We analyze Korean livestream and North American pre-recorded mukbang (online eating shows), to see what and how linguistic, interactional, and multimodal resources are used by hosts to evaluate food, and thereby construct their identities as food reviewers. Audience participation also contributes to creating the eaters' identities as food reviewers.
People review food in various contexts, including everyday mealtimes (Wiggins 2002, 2013), mass media (Mapes 2018), and websites (Vásquez and Chik 2015). Food reviews also contribute to socialization (Ochs, Pontecorvo, and Fasulo 1996), cultural and ethnic marginalization (Karrebæk 2012), and understanding of healthy food practices (Gordon 2015). Building upon such work, we consider mukbang, online eating shows where hosts either livestream themselves eating on YouTube or pre-record and post afterwards (see Choe 2019; Rüdiger 2020, 2021). We demonstrate what and how linguistic, interactional, and multimodal resources are used by hosts (and at times by their audience) to evaluate food, and thereby construct their identities as food reviewers.

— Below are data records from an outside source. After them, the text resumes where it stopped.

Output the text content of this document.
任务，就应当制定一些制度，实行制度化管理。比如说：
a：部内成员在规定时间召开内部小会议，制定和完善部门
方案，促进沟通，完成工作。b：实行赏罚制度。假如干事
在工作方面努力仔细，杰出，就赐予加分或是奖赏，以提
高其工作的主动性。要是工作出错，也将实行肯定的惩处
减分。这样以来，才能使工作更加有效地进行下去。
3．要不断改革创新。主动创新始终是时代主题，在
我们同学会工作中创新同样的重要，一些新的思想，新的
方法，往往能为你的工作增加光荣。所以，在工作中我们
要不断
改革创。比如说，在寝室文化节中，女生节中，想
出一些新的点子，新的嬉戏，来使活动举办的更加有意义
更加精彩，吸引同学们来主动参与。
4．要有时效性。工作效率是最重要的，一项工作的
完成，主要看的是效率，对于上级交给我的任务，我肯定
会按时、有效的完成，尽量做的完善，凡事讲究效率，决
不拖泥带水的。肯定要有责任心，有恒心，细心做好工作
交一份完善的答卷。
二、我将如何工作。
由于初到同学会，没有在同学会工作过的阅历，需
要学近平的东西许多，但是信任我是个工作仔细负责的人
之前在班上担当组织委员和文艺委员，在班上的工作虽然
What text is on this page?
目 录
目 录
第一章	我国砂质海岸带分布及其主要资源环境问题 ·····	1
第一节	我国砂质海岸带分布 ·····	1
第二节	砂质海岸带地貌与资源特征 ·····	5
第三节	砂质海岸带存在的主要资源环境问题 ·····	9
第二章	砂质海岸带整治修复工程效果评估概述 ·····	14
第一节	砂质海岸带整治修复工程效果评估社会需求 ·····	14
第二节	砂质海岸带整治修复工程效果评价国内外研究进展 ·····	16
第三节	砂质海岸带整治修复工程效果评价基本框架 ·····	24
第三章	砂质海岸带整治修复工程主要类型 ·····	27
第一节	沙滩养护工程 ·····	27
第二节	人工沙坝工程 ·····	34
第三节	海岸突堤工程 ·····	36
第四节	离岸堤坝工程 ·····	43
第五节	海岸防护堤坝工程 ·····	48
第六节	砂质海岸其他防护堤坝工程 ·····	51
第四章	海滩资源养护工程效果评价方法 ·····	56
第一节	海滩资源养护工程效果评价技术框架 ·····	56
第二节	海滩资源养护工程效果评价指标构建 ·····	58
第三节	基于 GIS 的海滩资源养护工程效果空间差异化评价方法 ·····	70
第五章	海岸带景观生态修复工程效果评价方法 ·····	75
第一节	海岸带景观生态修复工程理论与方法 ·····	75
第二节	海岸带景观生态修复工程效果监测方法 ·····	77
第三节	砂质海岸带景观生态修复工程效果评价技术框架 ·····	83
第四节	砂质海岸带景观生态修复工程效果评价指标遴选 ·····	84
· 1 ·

Drawing upon research on food assessments and food and cultural expectations (e.g., Gordon and Choe 2019), we compare 1) Korean livestream mukbang, which involve live text-based chat rooms through which viewers engage with eaters and 2) North American mukbang, where eaters pre-record and upload their eating performances to YouTube, and audience participation is thus relegated to the comments section. We illustrate that mukbang hosts depict and assess the sense of taste by using a variety of lexical and multimodal strategies. These include comparatives, 'extreme case formulations' (Pomerantz 1986); overt exclamations; 'gustatory expressions' of pleasure and disgust (Wiggins 2002, 2013) such as 'mmm', 'ew', and 'eugh'; and gestures and bodily actions to dramatize (dis)alignments toward food. We also highlight how (a)synchronous audience participation in the respective mukbang settings contributes to the eaters' identities as food reviewers, as the (a)synchronicity creates different trajectories of responding to the hosts' eating performance. Furthering what we know about technology-mediated discourse about food, our analysis therefore contributes to scholarly understandings of mukbang as a genre of food review, the ways in which foods are consumed and evaluated online, and how the audience participates in the co-construction of taste.